Chapter 1
Something happened in that moment, I don't really know exactly what it was, I just somehow knew we had connected. I will not acknowledge it like that freaking mating bond everyone is talking about, however strange the feeling was. Like something had awakened within me, somehow my fire burned more fiercely, if that is even possible. Cassian had an uncanny spell over me, ever since the beginning, even when I hated what I've become.
I still do not adore being High Fae, but I grew accustomed to it on the last year. The force I held deep inside, all that well of power that I didn't know quite where it ended and I began. The rage, the grief, it all connected somehow. Apart from my sisters and their well-being, I couldn't feel or want something during those months. I read and read and cared for Elain, and tried to get my life to be meaningful even tough I despised it. It wasn't until studying with Amren and having a purpose that my mind changed.
The change was not clear, or sudden, yet seeing the court of dreams unveil in front of me, what Feyre had there, with her mate, with the inner circle, at Velaris… my heart started to warm up somehow. Nonetheless, it wasn't until the last battle with Hybern that everything altered, upside down. My father's death right when I was looking into his eyes, the plea, the love. He was not a good father for us after our mom passed, yet he did come over it towards the end. But what can I say? I wasn't a very good sister for Feyre either, she lacked my love.
And then there was the power, unleashed, right after my dad's neck was snapped by that brute, unforgiving, little piece of shit of a man. I didn't quite understand my power, if I had, maybe I could have prevented the death of my father, the almost death of Cassian.
Well, Cassian. There it goes again. I was so stubborn, had I trained with him all those months before I might have managed to yield this raw power with more consciousness, bend it to my will, and not just discharge it, fulled by my anger and sorrow aimlessly. He almost died because I was so pigheaded, so narrow-minded. If it wasn't for Elain, sweet and calm Elain, we both might be dead. And how I loved to use truth-teller on that filth's neck, cutting through the veins, the muscles, the skin. I could have bathed in his blood and made a party out of it.
Except the most amazing part of it all was, when I finally realised he was gone from the earth, with no more harm to relinquish, no more friends or family to destroy, I actually just wanted to see where Cassian was, how badly injured he had been and if the thread of life was still connected to those wonderful, ravenous dark eyes. The most amazing part was that kiss. That was the moment when everything changed.
The library was my sanctuary, the stacks of books were my fortress, all used up at their maximum for my protection. When I woke up this morning I realised I did not want to be protected anymore, because I was not protecting myself from the outer world. I was protecting myself from me. So I closed my book, some human romance I found in one of the wrecked rooms in my father's state southward, I drank up the remaining of my cold cup of tea and left my stronghold.
It was almost supper time, so I'd probably find who I was searching for sitting on the armchair, lounging in the House of Winds living room, looking all presumptuous and with that smirk on his face when he figured out I wanted to talk to him. The whole problem was I have been avoiding him since that day, that kiss after that battle, months ago, I was still afraid to face my fears and my feelings.

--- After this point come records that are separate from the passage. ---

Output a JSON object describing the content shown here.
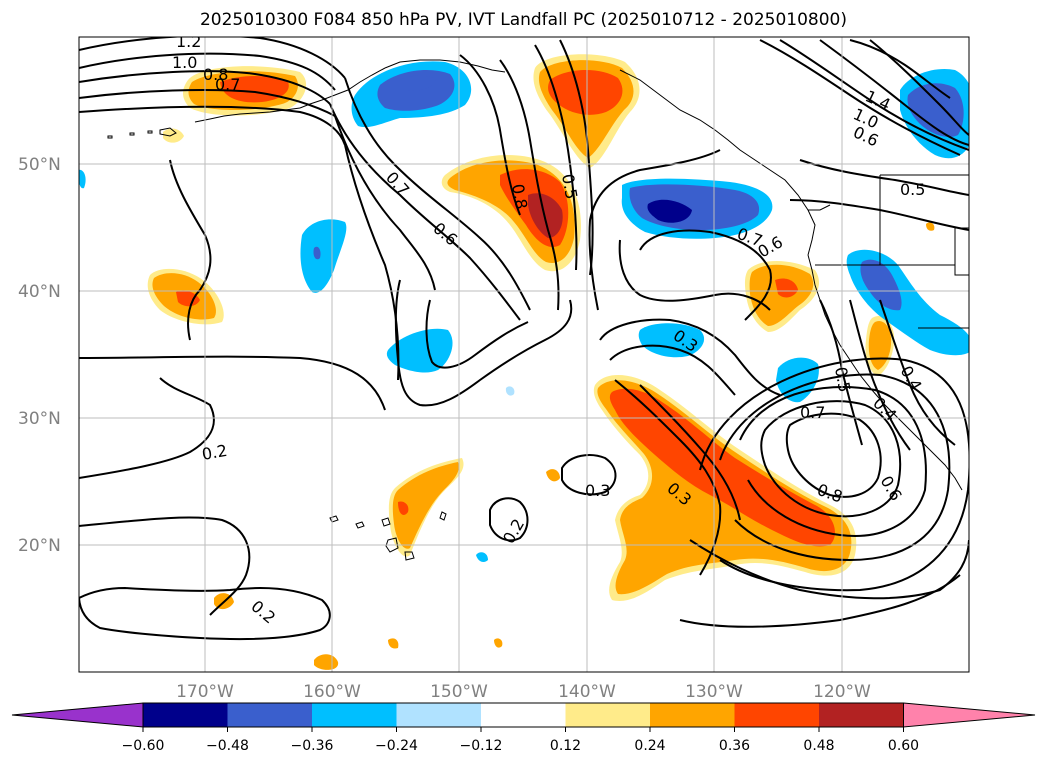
{
  "title": "2025010300 F084 850 hPa PV, IVT Landfall PC (2025010712 - 2025010800)",
  "lat_labels": [
    "50°N",
    "40°N",
    "30°N",
    "20°N"
  ],
  "lon_labels": [
    "170°W",
    "160°W",
    "150°W",
    "140°W",
    "130°W",
    "120°W"
  ],
  "colorbar": {
    "ticks": [
      "−0.60",
      "−0.48",
      "−0.36",
      "−0.24",
      "−0.12",
      "0.12",
      "0.24",
      "0.36",
      "0.48",
      "0.60"
    ],
    "colors": [
      "#9932cc",
      "#00008b",
      "#3a5fcd",
      "#00bfff",
      "#b0e2ff",
      "#ffffff",
      "#ffeb8a",
      "#ffa500",
      "#ff4500",
      "#b22222",
      "#ff82ab"
    ]
  },
  "contour_labels": [
    "1.2",
    "1.0",
    "0.8",
    "0.7",
    "0.8",
    "0.5",
    "0.7",
    "0.6",
    "0.2",
    "0.2",
    "0.3",
    "0.2",
    "0.3",
    "0.3",
    "0.7",
    "0.6",
    "0.7",
    "0.8",
    "0.5",
    "0.4",
    "0.6",
    "1.4",
    "1.0",
    "0.6",
    "0.5",
    "0.4"
  ],
  "fill_colors": {
    "light_orange": "#ffeb8a",
    "orange": "#ffa500",
    "red_orange": "#ff4500",
    "dark_red": "#b22222",
    "light_blue": "#b0e2ff",
    "blue": "#00bfff",
    "royal_blue": "#3a5fcd",
    "navy": "#00008b"
  }
}
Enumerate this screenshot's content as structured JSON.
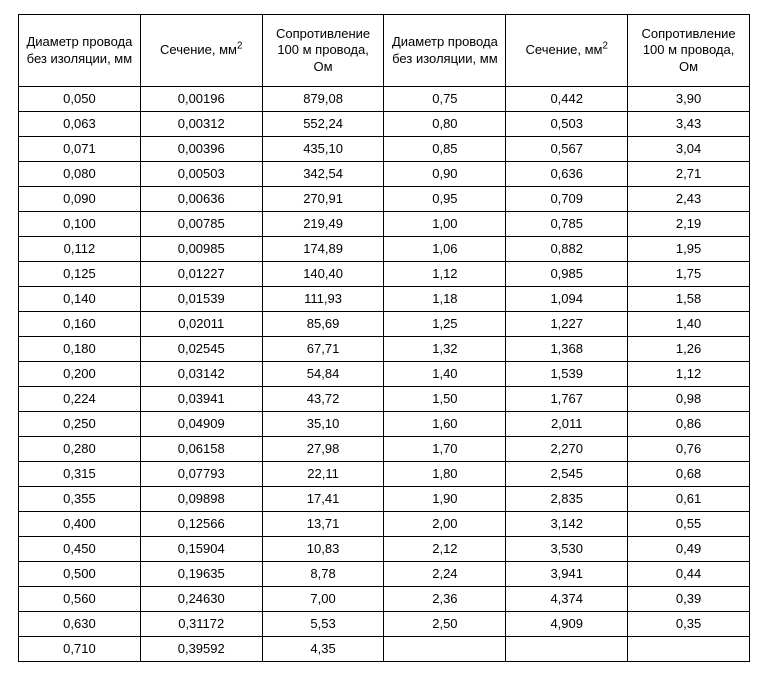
{
  "table": {
    "type": "table",
    "background_color": "#ffffff",
    "border_color": "#000000",
    "text_color": "#000000",
    "font_family": "Arial",
    "header_fontsize": 13,
    "cell_fontsize": 13,
    "column_count": 6,
    "columns": [
      {
        "label_html": "Диаметр провода без изоляции, мм"
      },
      {
        "label_html": "Сечение, мм<sup>2</sup>"
      },
      {
        "label_html": "Сопротивление 100 м провода, Ом"
      },
      {
        "label_html": "Диаметр провода без изоляции, мм"
      },
      {
        "label_html": "Сечение, мм<sup>2</sup>"
      },
      {
        "label_html": "Сопротивление 100 м провода, Ом"
      }
    ],
    "rows": [
      [
        "0,050",
        "0,00196",
        "879,08",
        "0,75",
        "0,442",
        "3,90"
      ],
      [
        "0,063",
        "0,00312",
        "552,24",
        "0,80",
        "0,503",
        "3,43"
      ],
      [
        "0,071",
        "0,00396",
        "435,10",
        "0,85",
        "0,567",
        "3,04"
      ],
      [
        "0,080",
        "0,00503",
        "342,54",
        "0,90",
        "0,636",
        "2,71"
      ],
      [
        "0,090",
        "0,00636",
        "270,91",
        "0,95",
        "0,709",
        "2,43"
      ],
      [
        "0,100",
        "0,00785",
        "219,49",
        "1,00",
        "0,785",
        "2,19"
      ],
      [
        "0,112",
        "0,00985",
        "174,89",
        "1,06",
        "0,882",
        "1,95"
      ],
      [
        "0,125",
        "0,01227",
        "140,40",
        "1,12",
        "0,985",
        "1,75"
      ],
      [
        "0,140",
        "0,01539",
        "111,93",
        "1,18",
        "1,094",
        "1,58"
      ],
      [
        "0,160",
        "0,02011",
        "85,69",
        "1,25",
        "1,227",
        "1,40"
      ],
      [
        "0,180",
        "0,02545",
        "67,71",
        "1,32",
        "1,368",
        "1,26"
      ],
      [
        "0,200",
        "0,03142",
        "54,84",
        "1,40",
        "1,539",
        "1,12"
      ],
      [
        "0,224",
        "0,03941",
        "43,72",
        "1,50",
        "1,767",
        "0,98"
      ],
      [
        "0,250",
        "0,04909",
        "35,10",
        "1,60",
        "2,011",
        "0,86"
      ],
      [
        "0,280",
        "0,06158",
        "27,98",
        "1,70",
        "2,270",
        "0,76"
      ],
      [
        "0,315",
        "0,07793",
        "22,11",
        "1,80",
        "2,545",
        "0,68"
      ],
      [
        "0,355",
        "0,09898",
        "17,41",
        "1,90",
        "2,835",
        "0,61"
      ],
      [
        "0,400",
        "0,12566",
        "13,71",
        "2,00",
        "3,142",
        "0,55"
      ],
      [
        "0,450",
        "0,15904",
        "10,83",
        "2,12",
        "3,530",
        "0,49"
      ],
      [
        "0,500",
        "0,19635",
        "8,78",
        "2,24",
        "3,941",
        "0,44"
      ],
      [
        "0,560",
        "0,24630",
        "7,00",
        "2,36",
        "4,374",
        "0,39"
      ],
      [
        "0,630",
        "0,31172",
        "5,53",
        "2,50",
        "4,909",
        "0,35"
      ],
      [
        "0,710",
        "0,39592",
        "4,35",
        "",
        "",
        ""
      ]
    ]
  }
}
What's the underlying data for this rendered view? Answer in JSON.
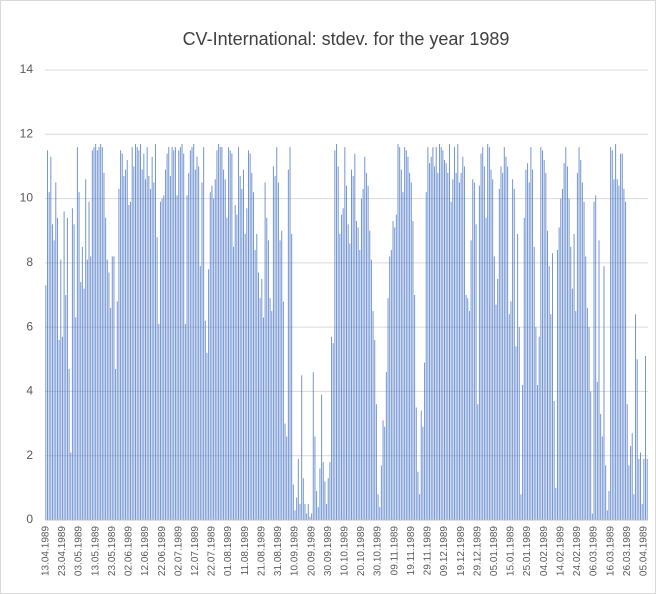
{
  "chart_data": {
    "type": "bar",
    "title": "CV-International: stdev. for the year 1989",
    "categories": [
      "13.04.1989",
      null,
      null,
      null,
      null,
      null,
      null,
      null,
      null,
      null,
      "23.04.1989",
      null,
      null,
      null,
      null,
      null,
      null,
      null,
      null,
      null,
      "03.05.1989",
      null,
      null,
      null,
      null,
      null,
      null,
      null,
      null,
      null,
      "13.05.1989",
      null,
      null,
      null,
      null,
      null,
      null,
      null,
      null,
      null,
      "23.05.1989",
      null,
      null,
      null,
      null,
      null,
      null,
      null,
      null,
      null,
      "02.06.1989",
      null,
      null,
      null,
      null,
      null,
      null,
      null,
      null,
      null,
      "12.06.1989",
      null,
      null,
      null,
      null,
      null,
      null,
      null,
      null,
      null,
      "22.06.1989",
      null,
      null,
      null,
      null,
      null,
      null,
      null,
      null,
      null,
      "02.07.1989",
      null,
      null,
      null,
      null,
      null,
      null,
      null,
      null,
      null,
      "12.07.1989",
      null,
      null,
      null,
      null,
      null,
      null,
      null,
      null,
      null,
      "22.07.1989",
      null,
      null,
      null,
      null,
      null,
      null,
      null,
      null,
      null,
      "01.08.1989",
      null,
      null,
      null,
      null,
      null,
      null,
      null,
      null,
      null,
      "11.08.1989",
      null,
      null,
      null,
      null,
      null,
      null,
      null,
      null,
      null,
      "21.08.1989",
      null,
      null,
      null,
      null,
      null,
      null,
      null,
      null,
      null,
      "31.08.1989",
      null,
      null,
      null,
      null,
      null,
      null,
      null,
      null,
      null,
      "10.09.1989",
      null,
      null,
      null,
      null,
      null,
      null,
      null,
      null,
      null,
      "20.09.1989",
      null,
      null,
      null,
      null,
      null,
      null,
      null,
      null,
      null,
      "30.09.1989",
      null,
      null,
      null,
      null,
      null,
      null,
      null,
      null,
      null,
      "10.10.1989",
      null,
      null,
      null,
      null,
      null,
      null,
      null,
      null,
      null,
      "20.10.1989",
      null,
      null,
      null,
      null,
      null,
      null,
      null,
      null,
      null,
      "30.10.1989",
      null,
      null,
      null,
      null,
      null,
      null,
      null,
      null,
      null,
      "09.11.1989",
      null,
      null,
      null,
      null,
      null,
      null,
      null,
      null,
      null,
      "19.11.1989",
      null,
      null,
      null,
      null,
      null,
      null,
      null,
      null,
      null,
      "29.11.1989",
      null,
      null,
      null,
      null,
      null,
      null,
      null,
      null,
      null,
      "09.12.1989",
      null,
      null,
      null,
      null,
      null,
      null,
      null,
      null,
      null,
      "19.12.1989",
      null,
      null,
      null,
      null,
      null,
      null,
      null,
      null,
      null,
      "29.12.1989",
      null,
      null,
      null,
      null,
      null,
      null,
      null,
      null,
      null,
      "05.01.1989",
      null,
      null,
      null,
      null,
      null,
      null,
      null,
      null,
      null,
      "15.01.1989",
      null,
      null,
      null,
      null,
      null,
      null,
      null,
      null,
      null,
      "25.01.1989",
      null,
      null,
      null,
      null,
      null,
      null,
      null,
      null,
      null,
      "04.02.1989",
      null,
      null,
      null,
      null,
      null,
      null,
      null,
      null,
      null,
      "14.02.1989",
      null,
      null,
      null,
      null,
      null,
      null,
      null,
      null,
      null,
      "24.02.1989",
      null,
      null,
      null,
      null,
      null,
      null,
      null,
      null,
      null,
      "06.03.1989",
      null,
      null,
      null,
      null,
      null,
      null,
      null,
      null,
      null,
      "16.03.1989",
      null,
      null,
      null,
      null,
      null,
      null,
      null,
      null,
      null,
      "26.03.1989",
      null,
      null,
      null,
      null,
      null,
      null,
      null,
      null,
      null,
      "05.04.1989",
      null,
      null
    ],
    "values": [
      7.3,
      11.5,
      10.2,
      11.3,
      9.2,
      8.7,
      10.5,
      9.4,
      5.6,
      8.1,
      5.7,
      9.6,
      7.0,
      9.4,
      4.7,
      2.1,
      9.7,
      9.2,
      6.3,
      11.6,
      10.2,
      7.4,
      8.5,
      7.2,
      10.6,
      8.1,
      9.9,
      8.2,
      11.5,
      11.6,
      11.7,
      11.5,
      11.6,
      11.7,
      11.6,
      10.8,
      9.4,
      8.1,
      7.7,
      6.6,
      8.2,
      8.2,
      4.7,
      6.8,
      10.3,
      11.5,
      11.4,
      10.7,
      10.9,
      11.2,
      9.8,
      9.9,
      11.6,
      11.0,
      11.7,
      11.6,
      11.5,
      11.7,
      10.9,
      11.4,
      10.6,
      11.6,
      10.7,
      10.3,
      11.3,
      10.5,
      11.7,
      8.8,
      6.1,
      9.9,
      10.0,
      10.1,
      10.9,
      11.4,
      11.6,
      10.7,
      11.6,
      11.5,
      11.6,
      10.1,
      11.5,
      11.6,
      11.7,
      11.4,
      6.1,
      10.1,
      10.8,
      11.5,
      11.6,
      11.7,
      10.9,
      11.3,
      11.0,
      7.9,
      10.5,
      11.6,
      6.2,
      5.2,
      7.8,
      10.2,
      10.4,
      10.0,
      10.6,
      11.5,
      11.7,
      11.6,
      11.6,
      10.9,
      10.6,
      9.4,
      11.6,
      11.5,
      11.4,
      8.5,
      9.8,
      9.5,
      11.6,
      10.7,
      10.3,
      10.9,
      8.9,
      9.7,
      11.5,
      11.4,
      10.8,
      10.2,
      8.4,
      8.9,
      7.7,
      6.9,
      7.5,
      6.3,
      10.5,
      9.4,
      8.7,
      6.9,
      6.5,
      11.0,
      10.7,
      11.6,
      10.5,
      8.7,
      9.0,
      6.8,
      3.0,
      2.6,
      10.9,
      11.6,
      8.9,
      1.1,
      0.3,
      0.7,
      1.9,
      0.5,
      4.5,
      1.3,
      0.5,
      0.2,
      0.5,
      0.1,
      0.2,
      4.6,
      2.6,
      0.9,
      0.4,
      1.6,
      3.9,
      1.8,
      1.2,
      0.5,
      1.3,
      1.8,
      5.7,
      5.5,
      11.5,
      11.7,
      11.0,
      8.9,
      9.5,
      9.7,
      11.6,
      10.4,
      9.2,
      8.6,
      10.9,
      10.7,
      11.4,
      9.3,
      9.1,
      8.4,
      10.0,
      10.3,
      11.3,
      10.8,
      10.4,
      9.0,
      8.1,
      6.5,
      5.6,
      3.6,
      0.8,
      0.4,
      1.7,
      3.1,
      2.9,
      4.6,
      6.9,
      8.2,
      8.4,
      9.3,
      9.1,
      9.5,
      11.7,
      11.6,
      10.9,
      10.2,
      11.6,
      11.5,
      11.3,
      10.8,
      10.5,
      9.3,
      7.0,
      3.5,
      1.5,
      0.8,
      3.4,
      2.9,
      4.9,
      10.2,
      11.6,
      11.1,
      11.3,
      11.6,
      11.0,
      11.6,
      10.8,
      11.7,
      11.6,
      11.5,
      11.2,
      11.1,
      10.8,
      11.7,
      9.9,
      10.6,
      11.6,
      10.8,
      11.7,
      10.5,
      10.8,
      11.3,
      11.0,
      7.0,
      6.9,
      6.5,
      8.7,
      10.6,
      10.5,
      9.2,
      3.6,
      10.4,
      11.4,
      11.6,
      11.0,
      9.4,
      11.7,
      11.6,
      10.9,
      10.6,
      8.2,
      6.7,
      7.5,
      10.3,
      11.0,
      10.8,
      11.6,
      11.3,
      11.0,
      6.4,
      6.8,
      10.6,
      10.3,
      5.4,
      8.9,
      6.0,
      0.8,
      4.2,
      9.4,
      10.9,
      11.1,
      10.5,
      11.6,
      10.9,
      8.5,
      6.0,
      4.2,
      5.7,
      11.6,
      11.5,
      11.2,
      10.8,
      9.0,
      7.9,
      6.4,
      8.3,
      3.7,
      1.0,
      8.4,
      9.1,
      10.0,
      10.3,
      11.1,
      11.6,
      11.0,
      10.0,
      8.5,
      7.2,
      8.9,
      6.5,
      10.8,
      11.6,
      11.2,
      10.5,
      9.9,
      8.2,
      6.6,
      6.0,
      4.0,
      0.2,
      9.9,
      10.1,
      4.3,
      8.7,
      3.3,
      2.6,
      7.9,
      1.7,
      0.3,
      0.9,
      11.6,
      11.5,
      10.6,
      11.7,
      10.6,
      10.4,
      11.4,
      11.4,
      10.3,
      9.9,
      3.6,
      1.7,
      2.3,
      2.7,
      0.8,
      6.4,
      5.0,
      1.9,
      2.1,
      0.5,
      1.9,
      5.1,
      1.9
    ],
    "color": "#4472c4",
    "ylim": [
      0,
      14
    ],
    "yticks": [
      0,
      2,
      4,
      6,
      8,
      10,
      12,
      14
    ],
    "grid": true
  }
}
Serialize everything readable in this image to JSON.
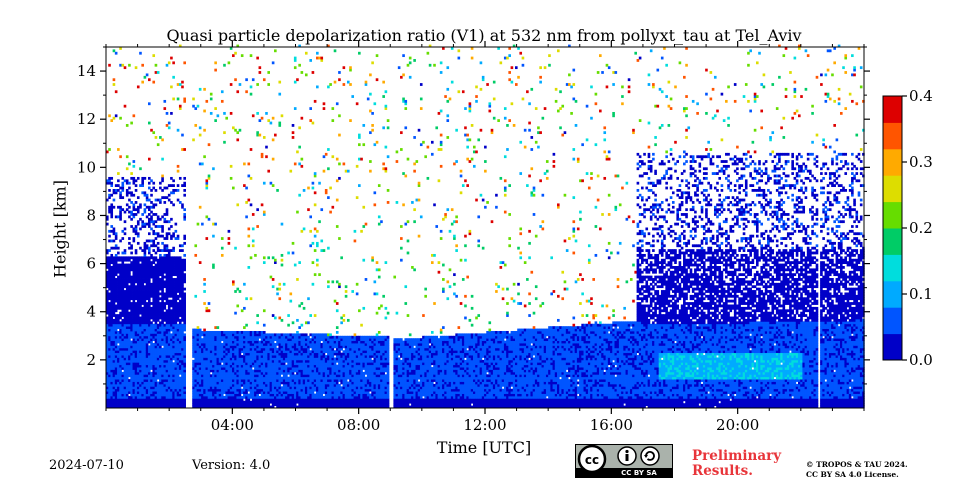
{
  "chart_data": {
    "type": "heatmap",
    "title": "Quasi particle depolarization ratio (V1) at 532 nm from pollyxt_tau at Tel_Aviv",
    "xlabel": "Time [UTC]",
    "ylabel": "Height [km]",
    "x_unit": "hours UTC",
    "xlim": [
      0.0,
      24.0
    ],
    "ylim": [
      0.0,
      15.0
    ],
    "xticks": [
      4,
      8,
      12,
      16,
      20
    ],
    "xtick_labels": [
      "04:00",
      "08:00",
      "12:00",
      "16:00",
      "20:00"
    ],
    "yticks": [
      2,
      4,
      6,
      8,
      10,
      12,
      14
    ],
    "ytick_labels": [
      "2",
      "4",
      "6",
      "8",
      "10",
      "12",
      "14"
    ],
    "colorbar": {
      "min": 0.0,
      "max": 0.4,
      "ticks": [
        "0.0",
        "0.1",
        "0.2",
        "0.3",
        "0.4"
      ],
      "colormap": [
        "#0000c8",
        "#0055ff",
        "#00aaff",
        "#00dddd",
        "#00cc66",
        "#66dd00",
        "#dddd00",
        "#ffaa00",
        "#ff5500",
        "#dd0000"
      ]
    },
    "regions": [
      {
        "name": "boundary layer",
        "t_start": 0.0,
        "t_end": 24.0,
        "top_km": 3.2,
        "typical_value": 0.04
      },
      {
        "name": "elevated aerosol layer (early)",
        "t_start": 0.0,
        "t_end": 2.5,
        "bottom_km": 3.2,
        "top_km": 6.2,
        "typical_value": 0.02
      },
      {
        "name": "elevated aerosol layer (late)",
        "t_start": 16.8,
        "t_end": 24.0,
        "bottom_km": 3.2,
        "top_km": 6.5,
        "typical_value": 0.02
      },
      {
        "name": "enhanced depolarization near surface",
        "t_start": 17.5,
        "t_end": 22.0,
        "bottom_km": 1.2,
        "top_km": 2.2,
        "typical_value": 0.1
      }
    ],
    "data_gaps_utc": [
      [
        2.5,
        2.7
      ],
      [
        8.95,
        9.1
      ],
      [
        22.5,
        22.6
      ]
    ],
    "grid": false
  },
  "footer": {
    "date": "2024-07-10",
    "version": "Version: 4.0",
    "preliminary": "Preliminary Results.",
    "copyright_line1": "© TROPOS & TAU 2024.",
    "copyright_line2": "CC BY SA 4.0 License."
  },
  "badge": {
    "text": "CC BY SA",
    "icon": "creative-commons-icon",
    "colors": {
      "badge_bg": "#aab2ab",
      "badge_dark": "#000000",
      "badge_light": "#ffffff"
    }
  }
}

Cassian was indeed just as I expected he would be, watching me with those raven eyes, not moving his face or his body as he accompanied my coming down the stairs. I walked to him, in a slow, but steady pace. I couldn't back down, not now that I've made up my mind. I came to a halt in front of him, coughed to clear out my throat and asked with the most brave voice I could've mustered:
— Cassian, does your offer to train me still stands?
He seemed a bit hesitant with my question, yet I saw how his muscles relaxed after I finished my say and stared back at him with ease.
— Well, yes, Nesta. — He said with a annoyingly perfect poker face — Why do you ask?
— Don't be an ass about it, — my sister's mate, Rhysand, has just walked in through the nearest door — if she asked you that, she certainly wants it.
— I don't need you to be my spokesman, Rhysand. — I told him with a snarl. He chuckled and continued walking, just as he said through my mind "I know, it's just so good to taunt you two", and vanished up the stairs.
Cassian had his eyes back to me, scanning whatever it is he wanted to see in me. I stared back at him for a minute before I got anxious and snapped back at him:
— Well? Are you going to answer or will you continue to research the origin of the silk from which my dress is made?
He regarded me with that incredulous look and I swear I saw his lips smile a bit before he put on that mask of tediousness he wore whenever he wanted to hide something.
— Tomorrow at dawn. — he answered at last, getting up from where he was and started walking to the kitchen. He paused in the middle of the way, gave me a once-over and said as he was disappearing through the arch of the hallway — And, please, Nesta, do wear pants.